Change to your chatterd folder:

server$ cd ~/reactive/chatterd

Add dependencies

If you haven’t installed the following dependencies as part of completing the llmChat tutorial or llmPlay project, add them now:

server$ uv add dataclasses_json sse_starlette

toolbox

Let us start by creating a toolbox to hold our tools. Create a new Python file, name it toolbox.py:

server$ vi toolbox.py

Put the following imports at the top of the file:

from dataclasses import dataclass, field
from dataclasses_json import dataclass_json, config
from http import HTTPStatus
import httpx
from typing import Callable, Dict, List, Optional, Awaitable

The contents of this file can be categorized into three purposes: tool/function definition, the toolbox itself, and tool use (or function calling).

Tool/function definition

Ollama tool schema: at the top of Ollama’s JSON tool definition is a JSON Object respresenting a tool schema. The tool schema is defined using nested JSON Objects and JSON Arrays. Add the full nested definitions of Ollama’s tool schema to your file:

@dataclass_json
@dataclass
class OllamaParamProp:
    type:        str
    description: str
    enum:        Optional[List[str]] = None

@dataclass_json
@dataclass
class OllamaFunctionParams:
    type:       str
    properties: Dict[str, OllamaParamProp]
    required:   Optional[List[str]] = None

@dataclass_json
@dataclass
class OllamaToolFunction:
    name:        str
    description: str
    parameters:  Optional[OllamaFunctionParams] = None

@dataclass_json
@dataclass
class OllamaToolSchema:
    type: str
    function: OllamaToolFunction

Weather tool schema: in this tutorial, we have only one tool resident in the backend. Add the following tool definition to your file:

WEATHER_TOOL = OllamaToolSchema(
    type = "function",
    function = OllamaToolFunction(
        name = "get_weather",
        description = "Get current temperature",
        parameters = OllamaFunctionParams(
            type = "object",
            properties = {
                "latitude": OllamaParamProp(
                    type = "string",
                    description = "latitude of location of interest",
                ),
                "longitude": OllamaParamProp(
                    type = "string",
                    description = "longitude of location of interest",
                ),
            },
            required = ["latitude", "longitude"],
        ),
    ),
)

Weather tool function: we implement the get_weather tool as a getWeather() function that makes an API call to the free Open Meteo weather service. Add the following nested struct definition to hold Open Meteo’s return result. For this tutorial, we’re only interested in the latitude, longitude, and temperature returned by Open Meteo:

@dataclass_json
@dataclass
class Current:
    temp: float = field(
        default=None,
        metadata=config(field_name="temperature_2m")
    )

@dataclass_json
@dataclass
class OMeteoResponse:
    latitude: float
    longitude: float
    current: Current

Here’s the definition of the getWeather() function:

async def getWeather(argv: List[str]) -> tuple[Optional[str], Optional[str]]:
    # Open-Meteo API doc: https://open-meteo.com/en/docs#api_documentation
    try:
        async with httpx.AsyncClient() as client:
            response = await client.get(
                url=f"https://api.open-meteo.com/v1/forecast?latitude={argv[0]}&longitude={argv[1]}&current=temperature_2m&temperature_unit=fahrenheit",
            )
            if response.status_code != HTTPStatus.OK:
                return None, f"Open-meteo response: {response.status_code}"

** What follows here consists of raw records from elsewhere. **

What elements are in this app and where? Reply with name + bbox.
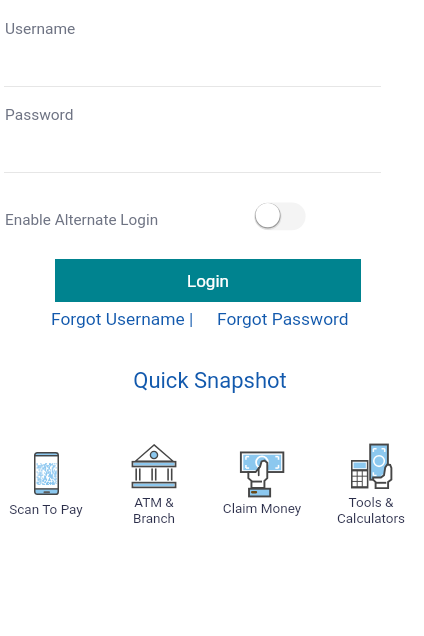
button[interactable]: Tools & Calculators [317,436,424,528]
staticText: ATM & Branch [100,494,208,526]
staticText: Enable Alternate Login [5,211,159,229]
button[interactable]: Login [55,259,361,302]
staticText: Password [5,106,74,124]
staticText: Username [5,20,76,38]
button[interactable]: Forgot Password [217,309,349,329]
button[interactable]: Enable Alternate Login toggle [251,198,311,234]
staticText: Quick Snapshot [0,368,422,394]
staticText: Login [187,271,229,291]
button[interactable]: Scan To Pay [0,444,100,536]
staticText: Scan To Pay [0,501,100,517]
button[interactable]: Forgot Username | [51,309,194,329]
staticText: Tools & Calculators [317,494,424,526]
button[interactable]: ATM & Branch [100,436,208,528]
staticText: Claim Money [208,500,316,516]
staticText: Forgot Password [217,309,349,329]
staticText: Forgot Username | [51,309,194,329]
button[interactable]: Claim Money [208,444,316,536]
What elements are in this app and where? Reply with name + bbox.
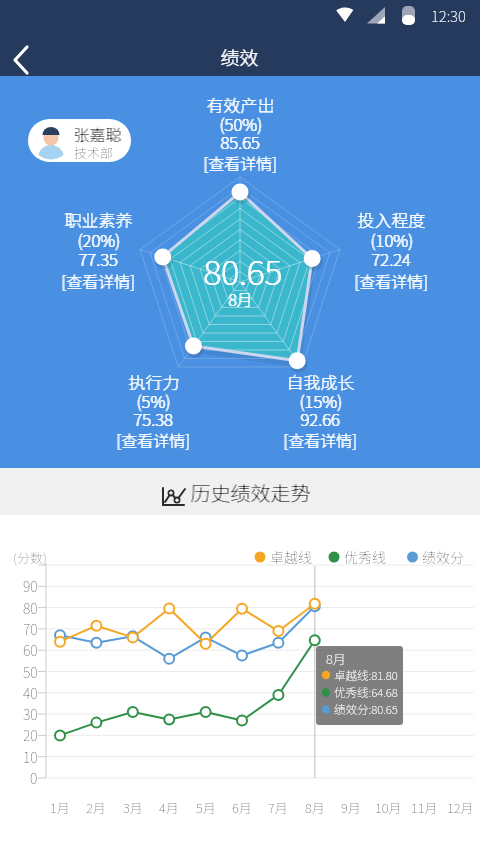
staticText: 有效产出 [207, 92, 275, 117]
staticText: [查看详情] [283, 428, 357, 451]
staticText: 卓越线 [270, 547, 312, 567]
staticText: 张嘉聪 [74, 122, 123, 145]
staticText: [查看详情] [116, 428, 190, 451]
button[interactable] [4, 42, 40, 78]
staticText: 80 [23, 598, 38, 618]
staticText: [查看详情] [117, 428, 191, 451]
staticText: 7月 [268, 798, 288, 817]
staticText: 50 [23, 662, 38, 682]
staticText: 77.35 [78, 246, 118, 271]
staticText: 优秀线:64.68 [334, 684, 398, 701]
staticText: 70 [23, 619, 38, 639]
staticText: 职业素养 [64, 207, 132, 232]
staticText: 92.66 [301, 406, 341, 431]
staticText: 30 [23, 704, 38, 724]
staticText: [查看详情] [62, 269, 136, 292]
staticText: 75.38 [134, 406, 174, 431]
staticText: 有效产出 [206, 92, 274, 117]
staticText: 绩效分:80.65 [334, 701, 398, 718]
staticText: 72.24 [371, 246, 411, 271]
staticText: (15%) [300, 388, 343, 413]
staticText: 5月 [196, 798, 216, 817]
staticText: 执行力 [129, 369, 180, 394]
staticText: 3月 [123, 798, 143, 817]
staticText: (20%) [77, 227, 120, 252]
staticText: 自我成长 [286, 369, 354, 394]
staticText: [查看详情] [354, 269, 428, 292]
staticText: 历史绩效走势 [190, 478, 310, 507]
staticText: 80.65 [204, 246, 283, 295]
staticText: 10月 [375, 798, 402, 817]
button[interactable]: [查看详情] [271, 264, 480, 296]
staticText: [查看详情] [61, 269, 135, 292]
staticText: (10%) [371, 227, 414, 252]
staticText: 历史绩效走势 [191, 478, 311, 507]
staticText: 60 [23, 640, 38, 660]
staticText: 8月 [326, 649, 346, 668]
staticText: 10 [23, 747, 38, 767]
staticText: 90 [23, 576, 38, 596]
staticText: [查看详情] [204, 151, 278, 174]
staticText: [查看详情] [284, 428, 358, 451]
staticText: 9月 [341, 798, 361, 817]
staticText: 40 [23, 683, 38, 703]
staticText: 4月 [159, 798, 179, 817]
staticText: (50%) [219, 111, 262, 136]
staticText: 优秀线 [344, 547, 386, 567]
staticText: 72.24 [372, 246, 412, 271]
button[interactable]: [查看详情] [120, 146, 360, 178]
staticText: 执行力 [128, 369, 179, 394]
staticText: 投入程度 [358, 207, 426, 232]
staticText: (分数) [13, 548, 47, 567]
staticText: 绩效 [220, 43, 259, 71]
staticText: (5%) [137, 388, 171, 413]
button[interactable]: [查看详情] [33, 423, 273, 455]
staticText: 1月 [50, 798, 70, 817]
staticText: 卓越线:81.80 [334, 667, 398, 684]
staticText: 绩效分 [422, 547, 464, 567]
staticText: (50%) [220, 111, 263, 136]
staticText: 20 [23, 725, 38, 745]
button[interactable]: [查看详情] [200, 423, 440, 455]
staticText: 11月 [411, 798, 438, 817]
staticText: 8月 [229, 287, 254, 310]
staticText: (20%) [78, 227, 121, 252]
button[interactable]: [查看详情] [0, 264, 218, 296]
button[interactable] [28, 119, 131, 162]
staticText: 投入程度 [357, 207, 425, 232]
staticText: 80.65 [203, 246, 282, 295]
staticText: [查看详情] [203, 151, 277, 174]
staticText: 自我成长 [287, 369, 355, 394]
staticText: 75.38 [133, 406, 173, 431]
staticText: (15%) [299, 388, 342, 413]
staticText: 85.65 [221, 129, 261, 154]
staticText: 技术部 [74, 143, 114, 162]
staticText: 0 [30, 768, 38, 788]
staticText: 绩效 [221, 43, 260, 71]
staticText: 8月 [305, 798, 325, 817]
staticText: 张嘉聪 [73, 122, 122, 145]
staticText: 85.65 [220, 129, 260, 154]
staticText: 12:30 [431, 5, 466, 27]
staticText: [查看详情] [355, 269, 429, 292]
staticText: (5%) [136, 388, 170, 413]
staticText: 92.66 [300, 406, 340, 431]
staticText: 6月 [232, 798, 252, 817]
staticText: 8月 [228, 287, 253, 310]
staticText: 职业素养 [65, 207, 133, 232]
staticText: (10%) [370, 227, 413, 252]
staticText: 12月 [447, 798, 474, 817]
staticText: 77.35 [79, 246, 119, 271]
staticText: 2月 [86, 798, 106, 817]
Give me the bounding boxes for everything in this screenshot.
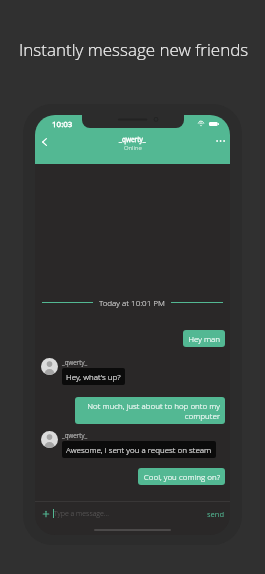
button[interactable]: Awesome, I sent you a request on steam: [62, 441, 216, 458]
staticText: _qwerty_: [119, 135, 146, 144]
button[interactable]: Back: [36, 134, 52, 150]
staticText: Instantly message new friends: [19, 38, 249, 61]
staticText: _qwerty_: [62, 358, 88, 367]
staticText: Hey, what's up?: [66, 371, 121, 382]
button[interactable]: Attach: [39, 507, 52, 520]
button[interactable]: send: [205, 506, 226, 522]
button[interactable]: Hey, what's up?: [62, 368, 125, 385]
staticText: Cool, you coming on?: [143, 471, 220, 482]
staticText: Type a message...: [54, 509, 109, 519]
staticText: _qwerty_: [62, 431, 88, 440]
staticText: 10:03: [52, 118, 73, 129]
button[interactable]: Cool, you coming on?: [138, 468, 225, 485]
button[interactable]: Hey man: [183, 330, 225, 347]
staticText: Online: [124, 144, 142, 152]
staticText: send: [207, 509, 224, 519]
button[interactable]: Not much, just about to hop onto my comp…: [75, 397, 225, 424]
staticText: Awesome, I sent you a request on steam: [66, 444, 212, 455]
staticText: Not much, just about to hop onto my comp…: [80, 400, 220, 421]
button[interactable]: More options: [212, 133, 228, 149]
staticText: Hey man: [188, 333, 220, 344]
staticText: Today at 10:01 PM: [99, 297, 165, 308]
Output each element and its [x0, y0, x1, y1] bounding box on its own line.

            ometeoResponse = OMeteoResponse.from_json(response.content)
            return f"Weather at lat: {ometeoResponse.latitude}, lon: {ometeoResponse.longitude} is {ometeoResponse.current.temp}ºF", None
    except Exception as err:
        return None, f"Cannot connect to Open Meteo: {err}"

The toolbox

Even though we have only one resident tool in this tutorial, we want a generalized architecture that can hold multiple tools and invoke the right tool dynamically. To that end, we’ve chosen to use a switch table (or jump table or, more fancily, service locator registry) as the data structure for our tool box. We implement the switch table as a dictionary. The “keys” in the dictionary are the names of the tools/functions. Each “value” is a record containing the tool’s definition/schema and a pointer to the function implementing the tool. To send a tool as part of a request to Ollama, we look up its schema in the switch table and copy it to the request. To invoke a tool called by Ollama in its response, we look up the tool’s function in the switch table and invoke the function.

Add the following type for an async tool function and the record type containing a tool definition and the async tool function:

type ToolFunction = Callable[[List[str]], Awaitable[tuple[Optional[str], Optional[str]]]]

@dataclass
class Tool:
    schema: OllamaToolSchema
    function: ToolFunction

Now create a switch-table toolbox and put the WEATHER_TOOL in it:

TOOLBOX: Dict[str, Tool] = {
    "get_weather": Tool(WEATHER_TOOL, getWeather),
}

Tool use or function calling

Ollama tool call: Ollama’s JSON tool call comprises a JSON Object containing a nested JSON Object carrying the name of the function and the arguments to pass to it. Add these nested struct definitions representing Ollama’s tool call JSON to your file:

@dataclass_json
@dataclass
class OllamaFunctionCall:
    name:      str
    arguments: Dict[str, str]

@dataclass_json
@dataclass
class OllamaToolCall:
    function: OllamaFunctionCall

Tool invocation: finally, here’s the tool invocation function. We call this function to execute any tool call we receive from Ollama response. It looks up the toolbox for the tool name. If the tool is resident, it runs it and returns the result, otherwise it returns a null.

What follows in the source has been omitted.